Example of lack of precision with respect to structure (1)

In the example of ethylene adsorbed on a Pt(111) surface, the structural optimization stops halfway at fmax=0.05eV.

[19]:
bulk1111 = bulk("Pt")
bulk1111.calc = calc
with FIRELBFGS(ExpCellFilter(bulk1111), logfile=None) as opt:
    opt.run(0.0001)
[20]:
atoms = surface(bulk1111, (1, 1, 1), 4, vacuum=20.0) * (4, 4, 1)
c = atoms.cell[2, 2] / 2
atoms.constraints = [FixAtoms(mask=[atom.position[2] < c for atom in atoms])]
atoms.calc = calc
atoms.rattle(stdev=0.1)
add_adsorbate(atoms, smiles_to_atoms("C=C"), 2.0, position=tuple((atoms.cell[0, :2] + atoms.cell[1, :2]) / 2))
[21]:
view_ngl(atoms, representations=["ball+stick"])
[22]:
images = []
for fmax in tqdm(fmax_list):
    with FIRELBFGS(atoms, logfile=None) as opt:
        opt.run(fmax=fmax)
        images.append(atoms.copy())
[23]:
for atoms in images:
    atoms.calc = calc_mol

results = {
    "fmax": [],
    "energy (eV)": [],
    "distance (A)": [],
}
for (fmax_old, old), (fmax_new, new) in windowed(zip(fmax_list, images), 2):
    de = new.get_potential_energy() - old.get_potential_energy()
    dx = max_distance(new, old)
    results["energy (eV)"].append(de)
    results["distance (A)"].append(dx)
    results["fmax"].append(f"fmax {fmax_old}->{fmax_new}")
pd.DataFrame(results)
[23]:
fmax energy (eV) distance (A)
0 fmax 0.05->0.01 -0.020390 0.285722
1 fmax 0.01->0.001 -0.001203 0.083779
[24]:
view_ngl(images, representations=["ball+stick"], replace_structure=True)

There is an obvious difference between the structure optimized halfway and one that fully relaxed.
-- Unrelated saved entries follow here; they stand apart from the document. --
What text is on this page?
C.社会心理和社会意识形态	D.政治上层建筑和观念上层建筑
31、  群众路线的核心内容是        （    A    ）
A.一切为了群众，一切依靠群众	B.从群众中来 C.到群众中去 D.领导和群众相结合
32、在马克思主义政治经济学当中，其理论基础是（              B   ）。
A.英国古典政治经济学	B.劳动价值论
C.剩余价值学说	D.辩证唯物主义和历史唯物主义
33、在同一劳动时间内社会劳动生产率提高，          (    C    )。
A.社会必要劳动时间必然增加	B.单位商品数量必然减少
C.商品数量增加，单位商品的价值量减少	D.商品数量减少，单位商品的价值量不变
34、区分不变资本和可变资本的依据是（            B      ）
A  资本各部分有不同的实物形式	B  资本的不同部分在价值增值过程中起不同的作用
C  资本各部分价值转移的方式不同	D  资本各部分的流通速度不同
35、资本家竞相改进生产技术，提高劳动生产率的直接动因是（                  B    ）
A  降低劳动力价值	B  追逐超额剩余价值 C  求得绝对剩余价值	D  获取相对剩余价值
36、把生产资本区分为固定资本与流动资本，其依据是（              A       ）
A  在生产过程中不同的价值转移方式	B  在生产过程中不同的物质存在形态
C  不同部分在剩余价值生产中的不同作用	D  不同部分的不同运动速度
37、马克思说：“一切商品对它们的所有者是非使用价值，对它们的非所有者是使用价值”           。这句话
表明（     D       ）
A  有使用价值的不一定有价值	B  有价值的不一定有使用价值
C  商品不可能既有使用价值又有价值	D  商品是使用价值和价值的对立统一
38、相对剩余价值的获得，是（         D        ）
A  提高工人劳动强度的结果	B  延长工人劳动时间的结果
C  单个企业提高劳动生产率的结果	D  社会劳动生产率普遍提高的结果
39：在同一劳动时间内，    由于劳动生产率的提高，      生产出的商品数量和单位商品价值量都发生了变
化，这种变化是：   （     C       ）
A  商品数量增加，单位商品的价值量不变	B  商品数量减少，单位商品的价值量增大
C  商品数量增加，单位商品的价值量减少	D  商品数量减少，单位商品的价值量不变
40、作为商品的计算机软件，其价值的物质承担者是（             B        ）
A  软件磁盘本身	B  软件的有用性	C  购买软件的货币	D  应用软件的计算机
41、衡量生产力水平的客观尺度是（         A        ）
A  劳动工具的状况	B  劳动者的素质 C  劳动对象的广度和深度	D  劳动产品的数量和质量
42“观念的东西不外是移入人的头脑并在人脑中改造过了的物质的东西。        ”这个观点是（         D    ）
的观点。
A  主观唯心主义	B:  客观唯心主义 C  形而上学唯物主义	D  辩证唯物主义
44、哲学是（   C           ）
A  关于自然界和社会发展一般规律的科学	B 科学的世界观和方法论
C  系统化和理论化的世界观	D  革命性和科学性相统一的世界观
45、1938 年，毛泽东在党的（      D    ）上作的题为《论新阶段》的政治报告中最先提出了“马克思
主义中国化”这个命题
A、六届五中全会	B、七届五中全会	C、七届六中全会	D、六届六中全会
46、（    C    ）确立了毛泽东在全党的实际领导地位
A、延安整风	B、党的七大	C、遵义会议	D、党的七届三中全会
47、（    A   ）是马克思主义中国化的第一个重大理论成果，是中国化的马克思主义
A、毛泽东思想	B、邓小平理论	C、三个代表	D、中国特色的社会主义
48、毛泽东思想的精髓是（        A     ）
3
However, the energy difference is not so big in this example, so we may decide to ignore the difference in some cases.

Example of lack of precision with respect to structure (2)

Let us try to rotate the methyl group of toluene, which is well known as a difficult system to optimize the structure.

[25]:
atoms = smiles_to_atoms("Cc1ccccc1")
tmp = atoms[7:10]
tmp.rotate([1.0, 0.0, 0.0], 15.0)
atoms.positions[7:10] = tmp.positions
atoms.calc = calc_mol
[26]:
view_ngl(atoms, representations=["ball+stick"])
[27]:
images = []
for fmax in tqdm(fmax_list):
    with FIRELBFGS(atoms, logfile=None) as opt:
        opt.run(fmax=fmax)
        images.append(atoms.copy())
[28]:
for atoms in images:
    atoms.calc = calc_mol

results = {
    "fmax": [],
    "energy (eV)": [],
    "distance (A)": [],
}
for (fmax_old, old), (fmax_new, new) in windowed(zip(fmax_list, images), 2):
    de = new.get_potential_energy() - old.get_potential_energy()
    dx = max_distance(new, old)
    results["energy (eV)"].append(de)
    results["distance (A)"].append(dx)
    results["fmax"].append(f"fmax {fmax_old}->{fmax_new}")
pd.DataFrame(results)
[28]:
fmax energy (eV) distance (A)
0 fmax 0.05->0.01 -0.001788 0.028956
1 fmax 0.01->0.001 -0.001723 0.260170
[29]:
view_ngl(images, representations=["ball+stick"], replace_structure=True)

You can see that the rotation of the methyl group of toluene does not change the energy difference much while the angle is changed. In such an example, we need to use a small fmax to predict the most stable structure. The energy difference of 0.002 eV has only an effect of 1.08 times the existence ratio at 300 K, so it is safe to say that it has almost no effect. Therefore, such a small energy difference can be ignored in some cases. However, if you want to perform an analysis where the energy is assumed to be extremely small, such as vibration analysis, it may have a negative impact on the analysis.

[30]:
np.exp(0.002 / (300 * kB))
[30]:
1.080434721876578